Many assumed that despite its imperfections, Myanmar’s political evolution would continue with Suu Kyi as head of the civilian government and with entrenched powers for the military, led by Min Aung Hlaing. But the military was never comfortable with its enduring unpopularity and Suu Kyi’s godlike status among ordinary Myanmar people, analysts said, despite its role in engineering the country’s opening after half a century of isolationist rule.

Let’s see if this sounds horribly familiar to any Americans reading this. The Burmese military felt deeply unappreciated and unpopular, having done so much for the country in its eyes and getting no credit for it. It proceeds to lose big in a free and fair election, despite credible reports of voter intimidation. Rather than process this defeat and what it means, it instead choses to reject it entirely, unable to believe that the people don’t love them, and insist that voter fraud is the cause of their loss.

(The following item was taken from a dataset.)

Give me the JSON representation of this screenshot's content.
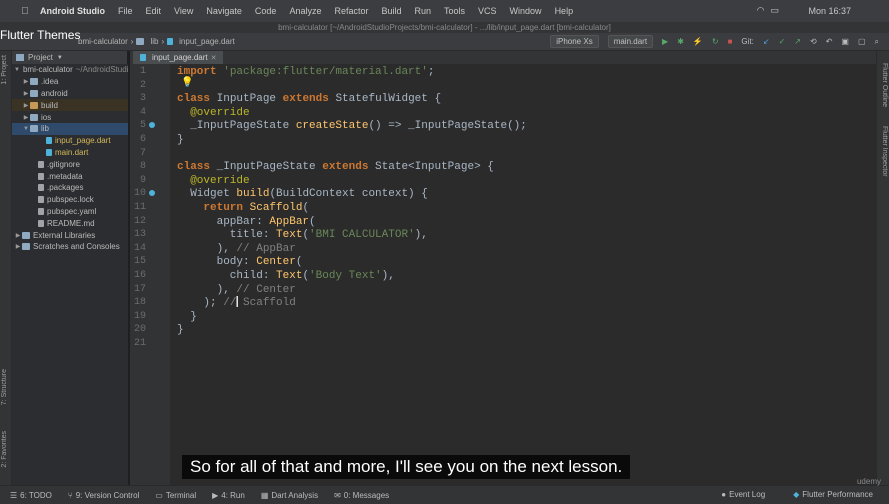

The military demanded a new election and attempted to get the country’s Supreme Court to overturn the old results. Instead, Myanmar’s Union Election Commission last week rejected the military’s claims entirely, prompting the military to warn that a new takeover might be coming.

Monday’s coup delivered on that threat, leading to a situation where the armed forces have taken over Myanmar in what they outrageously claim is a bid to protect democracy. And like Trump, the Tatmadaw are citing the protests their allies have staged around the unfounded claims that voting fraud existed:

“Although the sovereignty of the nation must derive from the people, there was terrible fraud in the voter list during the democratic general election which runs contrary to ensuring a stable democracy. […] Due to such acts, there have been a lot of protests going on in townships and cities in Myanmar to demonstrate their mistrust towards the UEC.”

Last month, former White House staffer Fiona Hill laid out in Politico magazine exactly why Trump’s failed attempt to stay in power counted as a coup attempt and what caused it to fail. “To successfully usurp or hold power, you need to control the military and paramilitary units, communications, the judiciary, government institutions, and the legislature; and mobilize popular support,” Hill wrote, noting that despite his best efforts, Trump failed to secure any of these institutions.

What we’re seeing in Myanmar is a vision for what would have happened if the military had bought into Trump’s lies as readily as so many in his party did. A free and fair election has been overturned in Myanmar. It almost happened here.